The proposed GAT-CNN encrypted malicious traffic classification and detection model was compared with the classic SVM model [15], Random Forest model [16], LSTM model [17], CNN model [18], Convolutional Recurrent Neural Network (CRNN) model [19], Graph Neural Network (GNN) model [20], GNN variant GCN-ETA [21], and GNN variant GCN-MHSA [22]. The detailed comparison is shown in Table 4.

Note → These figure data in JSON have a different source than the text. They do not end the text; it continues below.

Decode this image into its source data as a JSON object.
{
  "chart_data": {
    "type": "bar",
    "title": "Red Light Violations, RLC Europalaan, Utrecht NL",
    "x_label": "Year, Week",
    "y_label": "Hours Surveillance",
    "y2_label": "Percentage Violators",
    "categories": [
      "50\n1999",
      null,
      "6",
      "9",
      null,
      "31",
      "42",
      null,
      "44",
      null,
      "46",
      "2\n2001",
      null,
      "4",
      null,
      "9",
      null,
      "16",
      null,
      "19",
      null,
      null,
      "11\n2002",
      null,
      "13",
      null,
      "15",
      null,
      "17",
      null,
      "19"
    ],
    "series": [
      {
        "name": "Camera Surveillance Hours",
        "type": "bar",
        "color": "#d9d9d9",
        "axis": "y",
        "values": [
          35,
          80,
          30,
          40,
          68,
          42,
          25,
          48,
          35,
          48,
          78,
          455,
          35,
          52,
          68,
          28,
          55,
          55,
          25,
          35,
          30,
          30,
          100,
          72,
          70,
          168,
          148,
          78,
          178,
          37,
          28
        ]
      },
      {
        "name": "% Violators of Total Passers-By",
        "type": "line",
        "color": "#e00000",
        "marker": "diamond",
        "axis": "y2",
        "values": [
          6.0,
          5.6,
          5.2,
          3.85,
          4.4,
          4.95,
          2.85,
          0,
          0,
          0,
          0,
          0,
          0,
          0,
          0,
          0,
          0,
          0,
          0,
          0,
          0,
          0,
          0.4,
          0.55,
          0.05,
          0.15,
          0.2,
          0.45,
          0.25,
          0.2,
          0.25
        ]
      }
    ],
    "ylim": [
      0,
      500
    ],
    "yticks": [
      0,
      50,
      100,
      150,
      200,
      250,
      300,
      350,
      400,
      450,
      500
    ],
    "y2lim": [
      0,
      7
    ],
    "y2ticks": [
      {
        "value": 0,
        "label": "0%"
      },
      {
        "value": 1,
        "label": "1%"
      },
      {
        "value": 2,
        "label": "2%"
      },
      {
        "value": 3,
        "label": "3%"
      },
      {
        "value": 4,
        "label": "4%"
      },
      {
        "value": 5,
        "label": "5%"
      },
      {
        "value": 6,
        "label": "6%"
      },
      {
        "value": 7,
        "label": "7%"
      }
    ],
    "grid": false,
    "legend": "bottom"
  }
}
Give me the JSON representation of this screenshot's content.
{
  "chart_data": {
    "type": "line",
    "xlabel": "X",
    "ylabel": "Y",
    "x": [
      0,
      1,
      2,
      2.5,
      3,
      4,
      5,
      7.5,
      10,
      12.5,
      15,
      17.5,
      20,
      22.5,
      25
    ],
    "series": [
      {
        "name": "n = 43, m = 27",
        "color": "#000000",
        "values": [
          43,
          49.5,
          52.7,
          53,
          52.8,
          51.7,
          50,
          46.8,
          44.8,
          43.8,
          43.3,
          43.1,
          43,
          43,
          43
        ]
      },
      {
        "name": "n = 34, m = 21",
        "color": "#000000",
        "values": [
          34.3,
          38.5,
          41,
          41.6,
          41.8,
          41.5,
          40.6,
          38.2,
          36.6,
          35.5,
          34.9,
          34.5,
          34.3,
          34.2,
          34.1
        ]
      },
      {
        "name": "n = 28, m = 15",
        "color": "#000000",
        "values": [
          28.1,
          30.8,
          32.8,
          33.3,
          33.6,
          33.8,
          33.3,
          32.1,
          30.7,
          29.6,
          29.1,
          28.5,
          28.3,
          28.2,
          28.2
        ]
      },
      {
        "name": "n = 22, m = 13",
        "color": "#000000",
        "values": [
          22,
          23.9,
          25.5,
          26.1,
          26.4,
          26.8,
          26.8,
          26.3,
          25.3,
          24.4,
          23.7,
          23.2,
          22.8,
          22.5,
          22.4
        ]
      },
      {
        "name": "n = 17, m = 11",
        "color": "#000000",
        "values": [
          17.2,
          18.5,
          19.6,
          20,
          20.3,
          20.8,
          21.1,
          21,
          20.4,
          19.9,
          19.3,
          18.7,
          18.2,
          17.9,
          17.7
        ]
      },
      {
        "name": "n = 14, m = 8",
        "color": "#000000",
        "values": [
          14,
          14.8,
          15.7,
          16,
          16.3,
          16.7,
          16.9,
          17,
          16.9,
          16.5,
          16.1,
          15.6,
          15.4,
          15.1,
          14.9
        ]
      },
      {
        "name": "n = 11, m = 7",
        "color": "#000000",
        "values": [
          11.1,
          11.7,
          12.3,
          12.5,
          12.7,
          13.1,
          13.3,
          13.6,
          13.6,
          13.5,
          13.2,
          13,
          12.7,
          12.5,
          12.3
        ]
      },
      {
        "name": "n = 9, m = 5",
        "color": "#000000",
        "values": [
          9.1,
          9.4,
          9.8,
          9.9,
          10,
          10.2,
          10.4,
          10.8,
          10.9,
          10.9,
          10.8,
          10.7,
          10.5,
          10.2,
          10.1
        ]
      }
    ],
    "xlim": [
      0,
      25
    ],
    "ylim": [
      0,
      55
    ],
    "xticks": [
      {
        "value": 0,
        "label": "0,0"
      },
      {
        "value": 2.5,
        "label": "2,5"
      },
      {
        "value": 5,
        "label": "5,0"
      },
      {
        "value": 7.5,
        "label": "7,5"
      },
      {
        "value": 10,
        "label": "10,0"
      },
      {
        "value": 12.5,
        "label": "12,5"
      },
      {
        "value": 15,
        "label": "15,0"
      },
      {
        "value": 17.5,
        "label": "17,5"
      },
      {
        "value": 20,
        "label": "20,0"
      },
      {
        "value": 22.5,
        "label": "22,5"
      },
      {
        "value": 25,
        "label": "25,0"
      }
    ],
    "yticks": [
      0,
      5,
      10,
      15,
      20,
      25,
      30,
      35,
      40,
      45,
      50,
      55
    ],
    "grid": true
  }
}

In terms of detection accuracy, the GAT-CNN model demonstrates significant advantages. Compared to classic SVM and Random Forest models, the GAT-CNN not only covers a broader range of detection categories but also improves overall detection efficiency by 8 percentage points. It achieves performance improvements of 12.5% and 7.8% over traditional LSTM and CNN models, respectively. Furthermore, when compared to the computationally complex hybrid convolutional recurrent neural network (CRNN), the GAT-CNN model maintains a 2.8% performance advantage. Even against standard graph neural network models, which inherently possess advantages in traffic detection, the GAT-CNN achieves a 5.4% improvement in detection accuracy. While existing GCN variants (GCN-ETA and GCN-MHSA) perform well on packet capture datasets, their performance on finely classified encrypted traffic datasets remains inferior to the proposed model. Overall, the GAT-CNN model achieves superior results across three key metrics—precision, recall, and F1-score—demonstrating its effectiveness and excellence in the field of encrypted malicious traffic classification and detection. Although the model achieves over 96% recognition accuracy across different network traffic categories, the accuracy and F1-score for FILE-type traffic remain the lowest, with some FILE traffic being misclassified as VoIP. This limitation primarily stems from the fact that the FILE and VoIP categories have the smallest number of malicious traffic samples in the ISCX-VPN2016 dataset, leading to insufficient feature extraction. Future research will focus on incorporating datasets with more distinct features and larger sample sizes for cross-training and validation to improve overall accuracy and recognition effectiveness.

5. Conclusions

This paper proposes an encrypted malicious traffic classification and detection method that integrates Graph Convolutional Neural Networks with a multi-head attention mechanism. The approach utilizes graph-structured representation for network traffic data, enabling comprehensive extraction of both temporal and spatial characteristics from encrypted traffic flows, thereby achieving efficient detection and classification of encrypted malicious traffic. Compared with conventional methods, the proposed model addresses the limitations of existing detection technologies that exhibit excessive reliance on manual feature selection and rule databases, while demonstrating the following distinctive advantages:Firstly, detection can be completed without requiring traffic decryption, thereby effectively preserving data privacy. Secondly, through graph convolutional neural networks for traffic feature extraction, the obtained features are directly utilized for both model training and detection processes, significantly enhancing detection efficiency. Finally, experimental results demonstrate that compared to existing identification methods, the proposed model provides superior recognition accuracy and detection efficiency.